The media was complicit in stoking our fear. During the stranger danger panic of the mid-1980s, for example, it was widely reported that 1.5 million children went missing and 50,000 child abductions by strangers occurred each year. But these estimates included data about children who had run away, or children who had been taken by family members in custody disputes, vastly inflating the numbers.
We were complicit as well, all of us who sat in front of our TVs and listened to what they told us. And what they told us was to be afraid. There were drug pushers in the park, and strangers on the streets. There were razor blades in Halloween candy. There were people in Las Vegas who would cut out your kidneys and leave you in the bathtub. There were men so heinous we had to rank them according to their crimes.
There were so many things to be afraid of. There still are. I still wake some nights wondering where my daughters are, a faint dream lingering of searching for them in that dream way, as if I am moving underwater, never fast enough to find them, and I don’t need an expert to tell me where that dream comes from.
“The Adam Walsh case created a nation of petrified kids and paranoid parents,” Richard Moran, a criminologist at Mount Holyoke College, told TIME in 2016. “Kids used to be able to go out and organize a stickball game, and now all playdates and the social lives of children are arranged and controlled by the parents.” Even despite the decline in actual abductions, Moran said, “the fear still lingers today.”

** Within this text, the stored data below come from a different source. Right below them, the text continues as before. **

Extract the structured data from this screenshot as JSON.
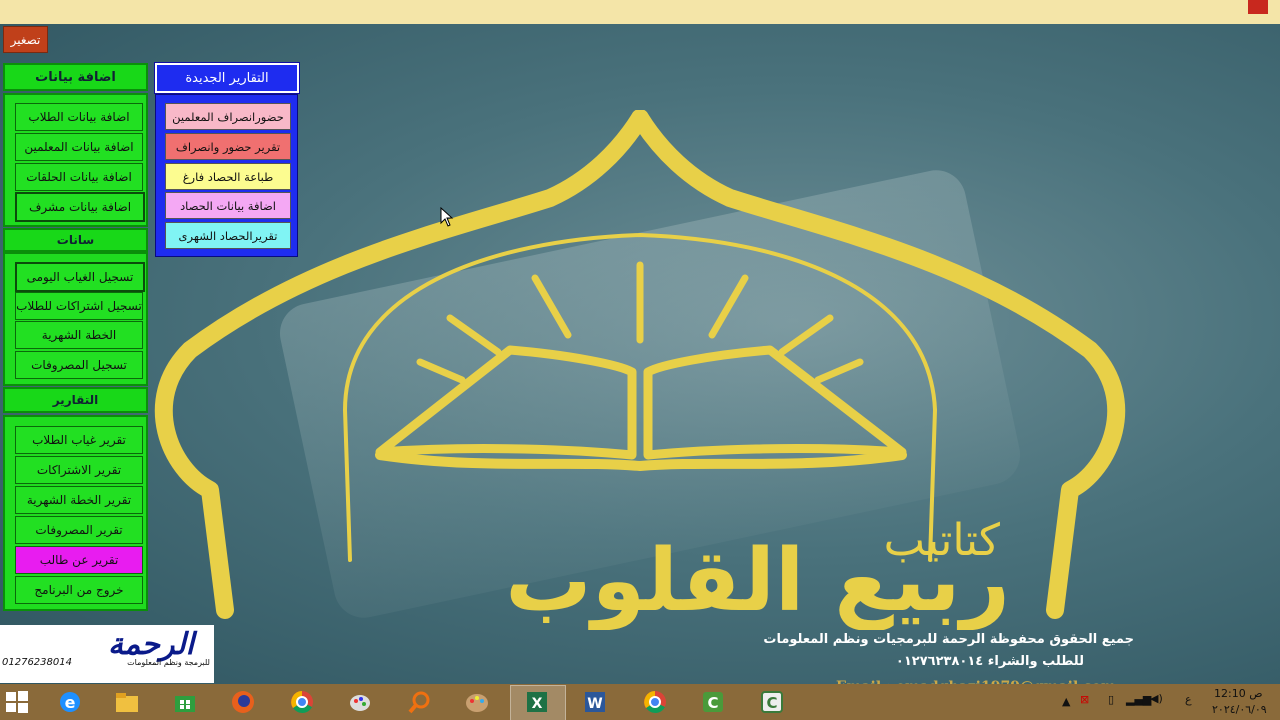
{
  "window": {
    "minimize_label": "تصغير"
  },
  "add_data": {
    "title": "اضافة بيانات",
    "buttons": [
      "اضافة بيانات الطلاب",
      "اضافة بيانات المعلمين",
      "اضافة بيانات الحلقات",
      "اضافة بيانات مشرف"
    ]
  },
  "data_section": {
    "title": "سانات",
    "buttons": [
      "تسجيل الغياب اليومى",
      "تسجيل اشتراكات للطلاب",
      "الخطة الشهرية",
      "تسجيل المصروفات"
    ]
  },
  "reports": {
    "title": "التقارير",
    "buttons": [
      "تقرير غياب الطلاب",
      "تقرير الاشتراكات",
      "تقرير الخطة الشهرية",
      "تقرير المصروفات",
      "تقرير عن طالب",
      "خروج من البرنامج"
    ]
  },
  "new_reports": {
    "title": "التقارير الجديدة",
    "buttons": [
      {
        "label": "حضورانصراف المعلمين",
        "color": "#f8b8c8"
      },
      {
        "label": "تقرير حضور وانصراف",
        "color": "#f07070"
      },
      {
        "label": "طباعة الحصاد فارغ",
        "color": "#fcfc90"
      },
      {
        "label": "اضافة بيانات الحصاد",
        "color": "#f4a8f4"
      },
      {
        "label": "تقريرالحصاد الشهرى",
        "color": "#80f4f4"
      }
    ]
  },
  "emblem": {
    "line1": "كتاتيب",
    "line2": "ربيع القلوب",
    "color": "#e8d048"
  },
  "logo": {
    "brand": "الرحمة",
    "phone": "01276238014",
    "tagline": "للبرمجة ونظم المعلومات"
  },
  "footer": {
    "line1": "جميع الحقوق محفوظة  الرحمة للبرمجيات ونظم المعلومات",
    "line2": "للطلب والشراء ٠١٢٧٦٢٣٨٠١٤",
    "email": "Email : emadghazi1979@gmail.com"
  },
  "taskbar": {
    "icons": [
      "windows-start-icon",
      "internet-explorer-icon",
      "file-explorer-icon",
      "store-icon",
      "firefox-icon",
      "chrome-icon",
      "paint-icon",
      "search-magnifier-icon",
      "palette-icon",
      "excel-icon",
      "word-icon",
      "chrome-icon",
      "camtasia-icon",
      "camtasia-recorder-icon"
    ],
    "lang": "ع",
    "time": "12:10 ص",
    "date": "٢٠٢٤/٠٦/٠٩"
  }
}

It still lingers in me. I suspect it does in you as well, else we wouldn’t have so many worries for the way our children walk around in the world. But for me it is only a nightmare. I know this because my wife and I found our daughters. They were crying in a parking lot, worried and lost, wondering if we would ever find them. They were holding onto each other when we got there, and we knelt before them and took them in our arms and breathed in their sweet scent. Later that night we sat on the side of their bed and tucked them in. We kissed them softly on their foreheads and when they were asleep we stood looking down at them, hearts wild with worry for what could have been. Thank god we found them, I thought. I cannot imagine what life would be like if we had not.